What do we know about other COVID-19 variants?
The delta variant is just the latest one to cause concern in the U.S. as it spreads across the globe. Earlier this year, more infectious variants from the U.K., South Africa and Brazil made headlines as they became more dominant in different parts of the world.
Each has its own set of mutations, but they all contain small changes to parts of the spike protein that helps the coronavirus attach to our cells.
“This is concerning, because it means the virus could spread more easily,” Dr. Rhoads says.
It’s hard to measure exactly how much of an impact new variants initially have on the pandemic since many factors contribute to how quickly a virus spreads – including human behaviors.

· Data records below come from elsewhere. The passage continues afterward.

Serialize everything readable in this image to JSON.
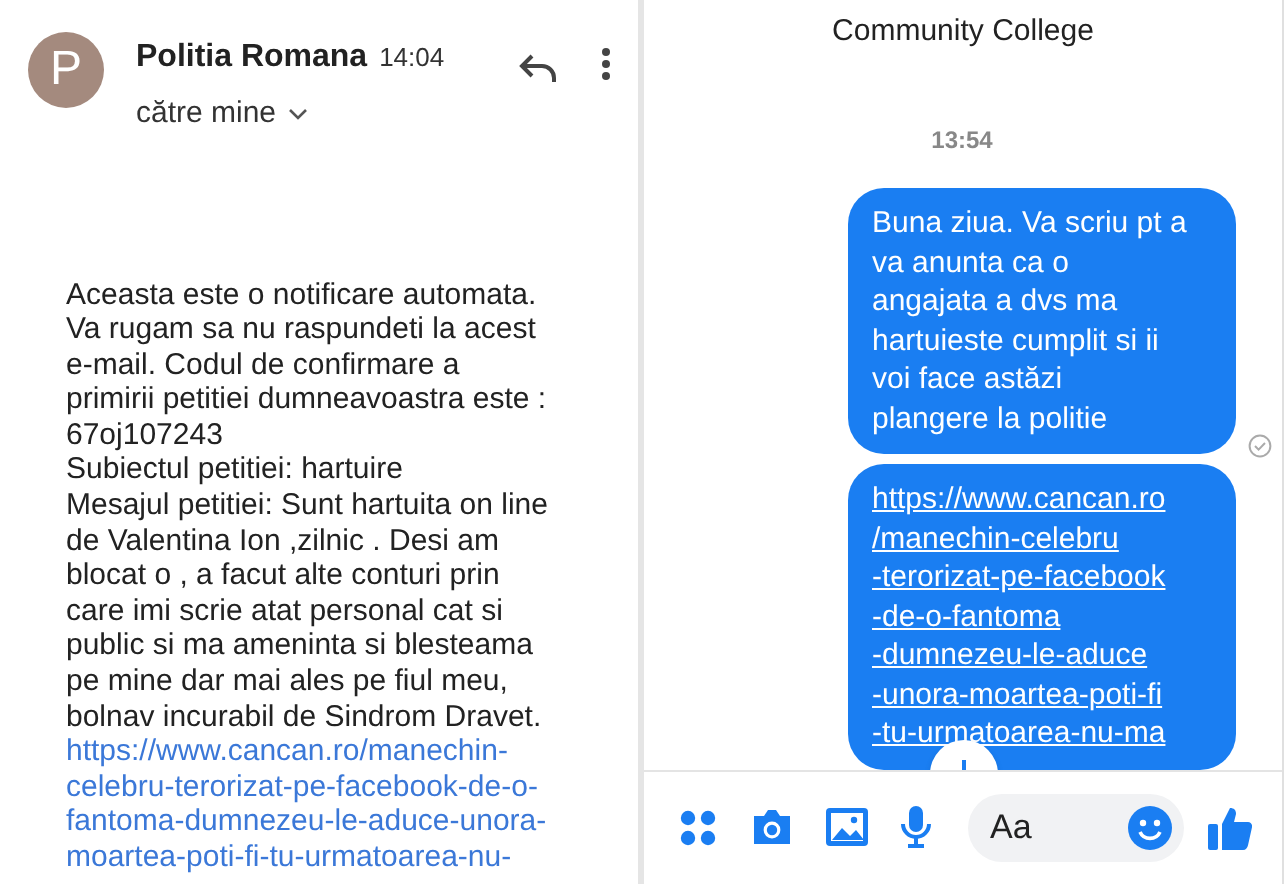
{
  "email": {
    "avatar": "P",
    "sender": "Politia Romana",
    "time": "14:04",
    "recipient": "către mine",
    "body": [
      {
        "kind": "text",
        "lines": [
          "Aceasta este o notificare automata.",
          "Va rugam sa nu raspundeti la acest",
          "e-mail. Codul de confirmare a",
          "primirii petitiei dumneavoastra este :",
          "67oj107243"
        ]
      },
      {
        "kind": "text",
        "lines": [
          "Subiectul petitiei: hartuire"
        ]
      },
      {
        "kind": "text",
        "lines": [
          "Mesajul petitiei: Sunt hartuita on line",
          "de Valentina Ion ,zilnic . Desi am",
          "blocat o , a facut alte conturi prin",
          "care imi scrie atat personal cat si",
          "public si ma ameninta si blesteama",
          "pe mine dar mai ales pe fiul meu,",
          "bolnav incurabil de Sindrom Dravet."
        ]
      },
      {
        "kind": "link",
        "lines": [
          "https://www.cancan.ro/manechin-",
          "celebru-terorizat-pe-facebook-de-o-",
          "fantoma-dumnezeu-le-aduce-unora-",
          "moartea-poti-fi-tu-urmatoarea-nu-"
        ]
      }
    ]
  },
  "chat": {
    "title": "Community College",
    "timestamp": "13:54",
    "messages": [
      {
        "kind": "text",
        "lines": [
          "Buna ziua. Va scriu pt a",
          "va anunta ca o",
          "angajata a dvs ma",
          "hartuieste cumplit si ii",
          "voi face astăzi",
          "plangere la politie"
        ],
        "seen": true
      },
      {
        "kind": "link",
        "lines": [
          "https://www.cancan.ro",
          "/manechin-celebru",
          "-terorizat-pe-facebook",
          "-de-o-fantoma",
          "-dumnezeu-le-aduce",
          "-unora-moartea-poti-fi",
          "-tu-urmatoarea-nu-ma"
        ]
      }
    ],
    "composer": {
      "placeholder": "Aa"
    }
  }
}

But those concerns over the new delta variant are for good reason. The U.K. variant that alarmed experts in the U.S. at the beginning of the year, called B.1.1.7 or “alpha,” now accounts for nearly 70% of all U.S. cases. And the variant from Brazil, P.1, accounts for over 11% of all U.S. Cases. The CDC considers both “variants of concern,” notes Dr. Rhoads.
There is good news, though, as a study out of England showed that the Pfizer vaccine was still highly effective (88%) against symptomatic disease from the delta variant. “These new variants can also still be detected with our current tests, so that’s one thing that should be reassuring,” Dr. Rhoads adds.

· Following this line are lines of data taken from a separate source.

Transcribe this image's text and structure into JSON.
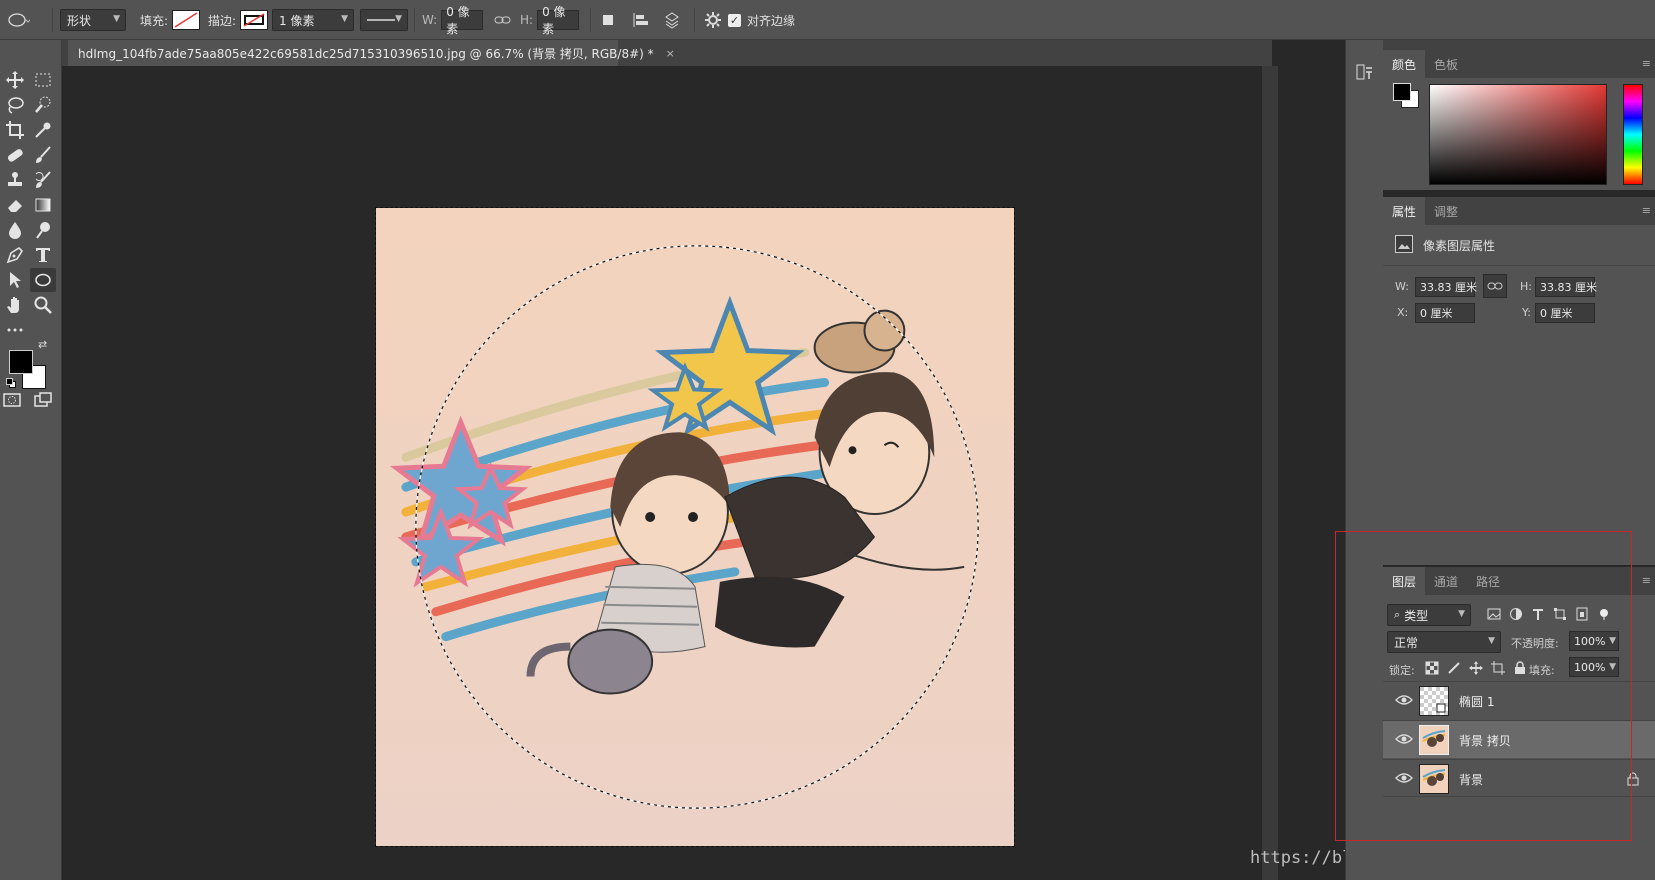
{
  "options_bar": {
    "shape_mode": "形状",
    "fill_label": "填充:",
    "stroke_label": "描边:",
    "stroke_width": "1 像素",
    "w_label": "W:",
    "w_value": "0 像素",
    "h_label": "H:",
    "h_value": "0 像素",
    "align_edges_label": "对齐边缘",
    "align_edges_checked": true
  },
  "document_tab": {
    "title": "hdImg_104fb7ade75aa805e422c69581dc25d715310396510.jpg @ 66.7% (背景 拷贝, RGB/8#) *",
    "close": "×"
  },
  "color_panel": {
    "tabs": [
      "颜色",
      "色板"
    ],
    "active_tab": "颜色",
    "foreground": "#000000",
    "background": "#ffffff",
    "hue_color": "#e53935"
  },
  "properties_panel": {
    "tabs": [
      "属性",
      "调整"
    ],
    "active_tab": "属性",
    "header": "像素图层属性",
    "w_label": "W:",
    "w_value": "33.83 厘米",
    "h_label": "H:",
    "h_value": "33.83 厘米",
    "x_label": "X:",
    "x_value": "0 厘米",
    "y_label": "Y:",
    "y_value": "0 厘米"
  },
  "layers_panel": {
    "tabs": [
      "图层",
      "通道",
      "路径"
    ],
    "active_tab": "图层",
    "filter_kind": "类型",
    "blend_mode": "正常",
    "opacity_label": "不透明度:",
    "opacity_value": "100%",
    "lock_label": "锁定:",
    "fill_label": "填充:",
    "fill_value": "100%",
    "layers": [
      {
        "name": "椭圆 1",
        "selected": false,
        "locked": false
      },
      {
        "name": "背景 拷贝",
        "selected": true,
        "locked": false
      },
      {
        "name": "背景",
        "selected": false,
        "locked": true
      }
    ]
  },
  "watermark": "https://blog.csdn.net/m_nanle_xiaobudiu",
  "colors": {
    "accent_red": "#c62828",
    "panel_bg": "#535353",
    "canvas_bg": "#282828"
  }
}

The takeaway? Stay vigilant and get vaccinated
In the end, the shape-shifting nature of the coronavirus (and all viruses) is something that experts across the world are keeping a close eye on, but it’s not something you should expect to change the course of the pandemic overnight.
However, the contagiousness of the newer variants is all the more reason to stay careful even as most states roll back social distancing guidelines. Only half of U.S. adults are fully vaccinated but, in many states, that number remains below 50%.
“These new waves of infections show that the pandemic is not close to being over yet,” Dr. Rhoads says. “At this time, vaccination has proven to be our most effective tool, and vaccines are readily available for many children and adults in the U.S. Vaccinations are our best defense against these emerging mutations.”